As stated above, this is not an anti-StackIdeas post. However, since my main reasons for doing this were to simplify and optimize the site and reduce my dependence on 3rd-party software, I will show you some data of the size of my Akeeba backup:

Backup size went from 290MB to 104MB after uninstalling EasySocial, EasyDiscuss, EasyBlog, Komento, and deleting media folders.
Backup size went from 104MB to 63MB after dropping EasySocial, EasyDiscuss, EasyBlog, and Komento database tables.

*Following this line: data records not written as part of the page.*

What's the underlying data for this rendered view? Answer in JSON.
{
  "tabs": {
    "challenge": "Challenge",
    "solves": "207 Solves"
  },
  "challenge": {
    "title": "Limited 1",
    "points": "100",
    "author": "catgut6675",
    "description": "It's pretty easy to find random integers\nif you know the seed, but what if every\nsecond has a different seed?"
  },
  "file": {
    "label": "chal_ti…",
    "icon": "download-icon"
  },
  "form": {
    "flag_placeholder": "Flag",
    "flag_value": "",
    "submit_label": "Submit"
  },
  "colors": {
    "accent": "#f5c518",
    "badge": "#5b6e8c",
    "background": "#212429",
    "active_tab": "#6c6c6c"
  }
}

That's a 129% reduction in size!

This change also greatly reduced the number and size of JS files that were blocking page rendering. The speed increase I saw after performing this change was notable. It even inspired me to completely rethink my entire web footprint strategy. I was using AWS EC2 as a server, RackSpace for email, and GoDaddy for DNS. Well, I nuked RackSpace and GoDaddy as well, and now have my entire web ecosystem in AWS. I placed the EC2 instance behind a load balancer and added a WAF with a load of security protections and the site is faster and more secure than ever. And as a bonus I have eradicated the bot traffic from China that had exploded in volume in September which was skewing my Analytics data.

To close I would like to send a hearty thank you to Alejandro at Jreviews for this wonderful software which has allowed me to do incredible things for my own site as well as my former clients' sites over the years, as well as a shout out to Mark at StackIdeas (I believe he is no longer part of the organization) for years of great software and support.